Best Tiramisu Ever

tiramisu
Tiramisu is one of my favorite desserts. It’s the perfect combination of rich creamy flavors with a light and airy texture that simply melts in your mouth. Even though tiramisu is available at almost every Italian restaurant in NYC, I have always wanted to make this dessert myself. I don’t know why, but I kept putting it off for years. Maybe I was intimidated by the mascarpone cheese or whipping the egg yolks, but I finally decided to make tiramisu over the holidays. Everyone and their mother must’ve decided to make tiramisu the same day I did because we could not find any store with mascarpone cheese! Every single store we went to was completely out. We had to drive to another town to finally get my mascarpone cheese. At that point I was thinking, “This tiramisu better be worth it!

Boyyyy was it worth it! The tiramisu came out absolutely perfect. It was SO incredibly delicious – we couldn’t stop eating it. I can honestly say it tasted better than what we’ve ordered at many restaurants. Trust me, I’m not being biased here ;).

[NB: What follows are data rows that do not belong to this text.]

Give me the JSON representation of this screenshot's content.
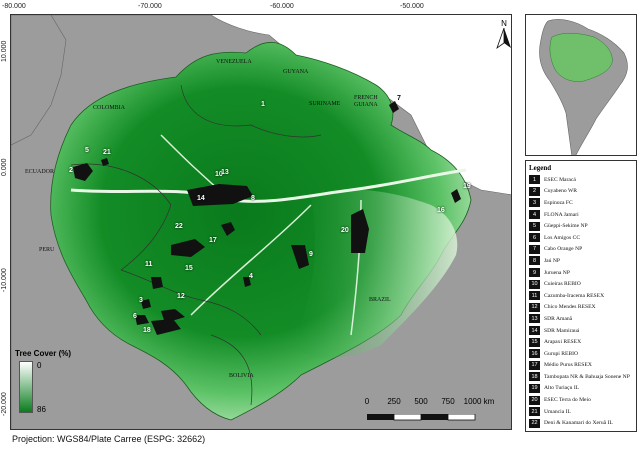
{
  "axes": {
    "lon_ticks": [
      "-80.000",
      "-70.000",
      "-60.000",
      "-50.000"
    ],
    "lat_ticks": [
      "10.000",
      "0.000",
      "-10.000",
      "-20.000"
    ]
  },
  "countries": {
    "venezuela": "VENEZUELA",
    "guyana": "GUYANA",
    "suriname": "SURINAME",
    "french_guiana": "FRENCH GUIANA",
    "colombia": "COLOMBIA",
    "ecuador": "ECUADOR",
    "peru": "PERU",
    "brazil": "BRAZIL",
    "bolivia": "BOLIVIA"
  },
  "north_arrow": "N",
  "tree_cover": {
    "title": "Tree Cover (%)",
    "min": "0",
    "max": "86",
    "color_low": "#ffffff",
    "color_high": "#0b7d1e"
  },
  "scale_bar": {
    "labels": [
      "0",
      "250",
      "500",
      "750",
      "1000 km"
    ]
  },
  "legend": {
    "title": "Legend",
    "items": [
      {
        "num": "1",
        "label": "ESEC Maracá"
      },
      {
        "num": "2",
        "label": "Cuyabeno WR"
      },
      {
        "num": "3",
        "label": "Espinoza FC"
      },
      {
        "num": "4",
        "label": "FLONA Jamari"
      },
      {
        "num": "5",
        "label": "Güeppi-Sekime NP"
      },
      {
        "num": "6",
        "label": "Los Amigos CC"
      },
      {
        "num": "7",
        "label": "Cabo Orange NP"
      },
      {
        "num": "8",
        "label": "Jaú NP"
      },
      {
        "num": "9",
        "label": "Juruena NP"
      },
      {
        "num": "10",
        "label": "Cuieiras REBIO"
      },
      {
        "num": "11",
        "label": "Cazumba-Iracema RESEX"
      },
      {
        "num": "12",
        "label": "Chico Mendes RESEX"
      },
      {
        "num": "13",
        "label": "SDR Amanã"
      },
      {
        "num": "14",
        "label": "SDR Mamirauá"
      },
      {
        "num": "15",
        "label": "Arapaxi RESEX"
      },
      {
        "num": "16",
        "label": "Gurupi REBIO"
      },
      {
        "num": "17",
        "label": "Médio Purus RESEX"
      },
      {
        "num": "18",
        "label": "Tambopata NR & Bahuaja Sonene NP"
      },
      {
        "num": "19",
        "label": "Alto Turiaçu IL"
      },
      {
        "num": "20",
        "label": "ESEC Terra do Meio"
      },
      {
        "num": "21",
        "label": "Umancia IL"
      },
      {
        "num": "22",
        "label": "Deni & Kanamari do Xeruã IL"
      }
    ]
  },
  "map_numbers": [
    "1",
    "2",
    "3",
    "4",
    "5",
    "6",
    "7",
    "8",
    "9",
    "10",
    "11",
    "12",
    "13",
    "14",
    "15",
    "16",
    "17",
    "18",
    "19",
    "20",
    "21",
    "22"
  ],
  "projection": "Projection: WGS84/Plate Carree (ESPG: 32662)"
}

If you’re having a dinner party or get together soon, definitely give my tiramisu a try! Follow all the directions carefully and you won’t be disappointed!

Recipe
Yield: 8 to 10 servings

* I highly recommend making the tiramisu 2 days ahead of time so all the flavors can combine properly. It tastes its best at this point!

INGREDIENTS:
6 egg yolks
3/4 cup + 2 tbsp. granulated sugar
2/3 cup whole or low-fat milk
1 cup heavy cream
1/2 tsp. pure vanilla extract
2 cups mascarpone cheese
1 cup strong brewed coffee, room temperature
4 tbsp. dark rum
24 ladyfingers
unsweetened cocoa powder for dusting

DIRECTIONS:
1. In a scratch-resistent medium saucepan, whisk together egg yolks and 3/4 cup sugar with an electric mixer for 2 minutes. Add milk and continue mixing for another 2 minutes. (If you don’t have a scratch-resistent saucepan, whisk ingredients in a bowl and pour into saucepan for heating.) Once mixture is well blended, place saucepan over medium heat and bring to a gentle boil while constantly stirring with a regular whisk. Continue cooking and stirring until mixture thickens enough to coat the back of a metal spoon, about 5 to 10 minutes. Remove from heat and let cool for 15 minutes. Stir mixture every 5 minutes during this time. Then add mascarpone cheese and whisk with an electric mixer until smooth and well combined, about 3 minutes.
2. In a large bowl, beat heavy cream, vanilla and 2 tablespoons sugar with an electric mixer until stiff peaks form. Gently fold half of the whipped cream into the mascarpone mixture to lighten it. Then add the mascarpone mixture to the remaining whipped cream and mix until blended. Set aside.
3. Combine coffee and rum in a shallow bowl. Working with one at a time, quickly dip both sides of ladyfingers into coffee mixture (no more than 2 seconds or the ladyfingers will become mush). Arrange ladyfingers, sugar side down, on the bottom of a 7×11 inch dish. Spread half of mascarpone cream mixture onto ladyfingers. Repeat with another layer of soaked ladyfingers and mascarpone cream mixture on top.
4. Cover with plastic wrap and refrigerate for at least 24 hours; however, I highly recommend making it 2 days ahead of time.
5. Dust with cocoa powder right before serving.